4. Em momento algum, posso assegurar-lhe, valorizei ou desvalorizei a política do governo da RAM na qualidade de Presidente, até porque isso seria de todo incompreensível no quadro de uma visita institucional e seria um desrespeito pela autonomia, sendo que, no caso concreto eu estava em representação da Assembleia da República e não do Grupo Parlamentar do PCP. Imagine o que seria, o Presidente da Assembleia da República dirigir-se a um Estado estrangeiro ou a uma Região autónoma e criticar a organização política do estado que visita. É uma questão de cumprimento da tarefa que nos foi confiada…
5. Como é óbvio, não me agrada nem agradou, de forma alguma ser o chefe da delegação parlamentar da AR na visita à RAM. Como certamente compreenderá, teria muito mais convicção se estivesse livre em representação do meu Grupo Parlamentar. O que aliás já sucedeu. Aproveito para lhe dizer que tenho todos os motivos para criticar o governo da RAM, particularmente tendo em conta que na penúltima deslocação que aí fiz em representação do GP PCP me foi barrada a entrada numa Escola Secundária, em claro desrespeito pela Lei da República e pelo Estatuto dos Deputados. Situação que denunciei em bom tempo e para a qual não recordo ter tido o seu apoio na denúncia.
6. As minhas declarações enquanto Presidente da Comissão Parlamentar cingiram-se estritamente a assinalar informações que nos foram dadas, sem tecer juízos de valor. Referi que o esforço da Universidade e dos Projectos de Investigação em energia poderiam vir a afirmar-se no plano internacional e nacional, caso viessem a dar frutos. Referi que tivemos oportunidade de conhecer uma realidade diferente no que toca à Educação, de acordo com as informações da SER, e quando questionado se queria destacar alguma disse o seguinte: “é curioso verificar que não é líquido que tenham de existir quotas para muito bom e excelente na avlaiação e que não seja obrigatório optar por directores de escola, podendo manter-se o órgão colegial”. Foi essa a minha resposta a uma questão concreta. Não estou a valorizar nem a desvalorizar, mas apenas a assinalar que, mesmo num quadro de políticas educativas negativas, não é líquido nem fatal que tenha de se optar por imposições como no continente.
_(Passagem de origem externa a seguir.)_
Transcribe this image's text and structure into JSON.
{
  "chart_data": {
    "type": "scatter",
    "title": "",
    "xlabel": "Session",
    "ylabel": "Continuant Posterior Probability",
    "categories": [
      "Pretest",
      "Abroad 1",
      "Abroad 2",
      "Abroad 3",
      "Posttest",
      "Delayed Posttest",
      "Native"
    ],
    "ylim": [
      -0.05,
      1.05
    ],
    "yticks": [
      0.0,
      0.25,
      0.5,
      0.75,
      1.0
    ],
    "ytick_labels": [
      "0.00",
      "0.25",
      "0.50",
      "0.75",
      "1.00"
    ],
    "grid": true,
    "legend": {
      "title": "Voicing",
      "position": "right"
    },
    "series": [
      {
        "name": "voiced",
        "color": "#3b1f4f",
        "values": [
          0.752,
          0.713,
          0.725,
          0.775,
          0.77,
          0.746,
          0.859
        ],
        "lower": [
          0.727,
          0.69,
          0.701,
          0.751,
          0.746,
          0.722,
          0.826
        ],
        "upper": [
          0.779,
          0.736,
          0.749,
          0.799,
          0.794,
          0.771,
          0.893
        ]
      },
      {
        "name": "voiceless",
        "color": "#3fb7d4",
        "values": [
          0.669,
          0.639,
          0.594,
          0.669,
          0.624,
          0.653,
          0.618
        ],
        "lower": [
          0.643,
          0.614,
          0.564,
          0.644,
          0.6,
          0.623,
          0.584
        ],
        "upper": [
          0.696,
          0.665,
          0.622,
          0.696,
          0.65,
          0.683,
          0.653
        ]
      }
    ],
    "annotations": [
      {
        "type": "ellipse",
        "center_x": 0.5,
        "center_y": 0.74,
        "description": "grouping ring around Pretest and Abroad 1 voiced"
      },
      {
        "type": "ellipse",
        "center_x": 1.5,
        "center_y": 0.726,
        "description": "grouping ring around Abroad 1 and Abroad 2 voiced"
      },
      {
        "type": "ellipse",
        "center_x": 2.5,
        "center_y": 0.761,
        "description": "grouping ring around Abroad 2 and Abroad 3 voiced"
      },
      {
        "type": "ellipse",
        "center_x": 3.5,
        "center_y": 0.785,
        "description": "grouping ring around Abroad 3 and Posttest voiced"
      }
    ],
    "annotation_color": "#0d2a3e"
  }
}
Foi a única coisa que assinalei.
7. Como é óbvio, e apelo a sua compreensão para esse facto, apenas nas reuniões – no interior das salas – expressei a posição do meu Partido, nomeadamente nas reuniões com o SR Ciência, com o SR da Educação e com a Comissão de Educação da ALRAM. Nessas reuniões, com a legitimidade de deputado do PCP questionei e confrontei PS e PSD com as suas políticas de destruição da escola pública, de privatização e de desmantelamento. Julgo que qualquer pessoa compreenderá que teria sido inaceitável fazer-me valer do facto de me encontrar em substituição do Presidente da Comissão de Educação e Ciência – Deputado Luís Fagundes Duarte, do PS – para falar em nome da Comissão transmitindo as posições do PCP.

Lamento pois que a Comunicação Social não tenha deixado claro que as declarações que fiz – que não teceram qualquer tipo de juízo positivo ou negativo – não tenham sido pronunciadas enquanto deputado comunista, mas enquanto substituto do Sr. Presidente da Comissão de Educação e Ciência.

Perguntar-me-á se me agradou fazer tal papel. Responder-lhe-ei que não. Que preferiria ter desempenhado o meu papel de Deputado em representação do PCP dentro e fora das reuniões. No entanto, referi várias vezes à comunicação social que cada Grupo Parlamentar faria a sua interpretação do que ouviu e do que viu e que cada um leva mais conhecimento e mais experiência e que as posições dos Grupos Parlamentares seriam diversas. Peço-lhe que não julgue as posições do PCP com base apenas do que lê numa imprensa ou ouve na rádio e telejornais que são precisamente os mesmos que paulatina e sistematicamente atacam o PCP e as suas posições, distorcendo sempre que necessário. Mais ainda lhe peço que não julgue as posições do PCP por via de declarações inócuas – vazias praticamente de qualquer conteúdo político e partidário – que um deputado comunista possa fazer quando se encontra em representação da Assembleia e não do seu Grupo Parlamentar.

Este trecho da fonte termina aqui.